Ho letto la stroncatura, anzi l’invettiva, che Christian Raimo rivolge al film di Pietro Castellitto, Enea, e ne prendo spunto. Raimo esprime la “rabbia di classe” che si ha contro una famiglia ricca e potente, radicata nel cinema. Sicuramente è vero che si vorrebbe che tanti altri talenti potessero godere degli stessi mezzi e delle stesse facilitazioni. Ma c’è un ma, oltre al ricordo del fatto che a Raimo proprio non era piaciuto Liquorice Pizza. Discorsi politici, anticapitalisti e antilobbisti sono in generale legittimi, ma penso che sia necessario saper distinguere tra questi e i discorsi estetici, per onestà intellettuale. Fin qui, insomma, per dire che secondo me il film c’è, e con un portato di profondità e originalità che non mi aspettavo.
Dirò le cose che personalmente mi sono piaciute (meno importanti quelle, in minoranza, che mi sono piaciute meno):
1. Non è un film narrativo, ovvero non c’è una trama, uno svolgimento, se non caricaturalmente e indirettamente. Questo crea una grande distanza dal linguaggio pervasivo delle serie e del cinema di genere e spinge verso il cinema d’autore. E’ un affresco su una precisa Roma, che ha il merito di partire e radicarsi nella famiglia, in un cortocircuito vizioso società-famiglia.

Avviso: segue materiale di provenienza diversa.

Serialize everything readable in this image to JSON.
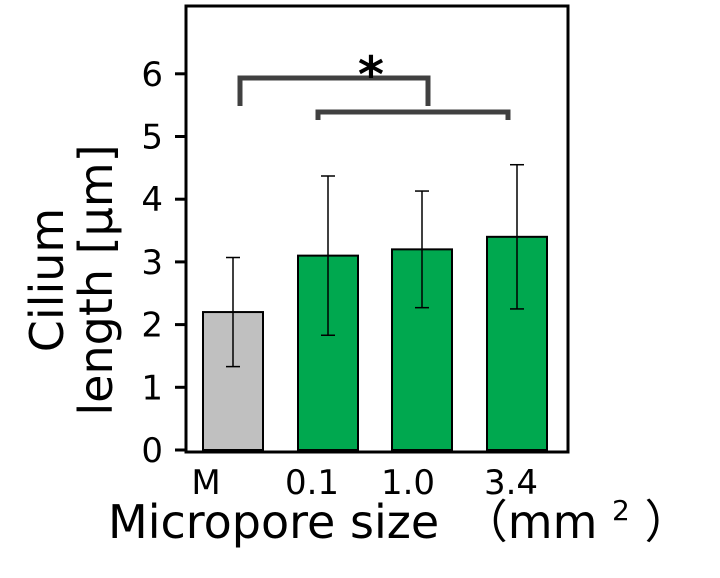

2. La comunicazione tra i personaggi è in massima parte non verbale. Questo vuol dire, insieme al punto 1, che il linguaggio cinematografico parla al posto delle parole, salvando il film dal rischio di banalizzazione.
3. In primo piano ci sono costantemente le sensazioni dei personaggi e le loro relazioni profonde, e mi sembrano davvero originali la relazione omosessuale impossibile tra Enea e Valentino e quella tra Enea-dominante e fratello minore (vero)-dominato;
4. Il film ha una sua cifra precisa, molto particolare, originale, spericolata, che è senz’altro un grandissimo pregio. Una cifra che si può anche rifiutare ma che non si dovrebbe negare. Una cifra che potrebbe rischiare costantemente il ridicolo e che invece riesce a evitarlo sempre, anche nei tratti più portati all’eccesso.
5. E’ scritto bene, girato bene e interpretato bene.
6. Pietro Castellitto sa essere inquietante.
7. L’arte sottile di Andrea Cavalletto ai costumi si sente.
8. Mi sembra un film pessimista, finalmente senza speranza, capace di un ribaltamento radicale rispetto al mito di fondazione di Roma che sa richiamare nel titolo. Un film non moralista.
9. Il fatto che il lieto fine non ci può essere, ma se ci fosse sarebbe quello del recupero, molto difficile, utopico, delle relazioni familiari.
10. Per tornare a Raimo, lui è sicuramente un combattente, ma il piano politico e quello estetico sono due cose diverse. Non si può fare un discorso politico attaccando qualcuno, anche un po’ ciecamente, sul piano estetico. I due piani sono anche legati, certo. E Castellitto fa un esame sostanziale della borghesia, dall’interno, non aggressivo e non moralistico, cosa più rara e difficile.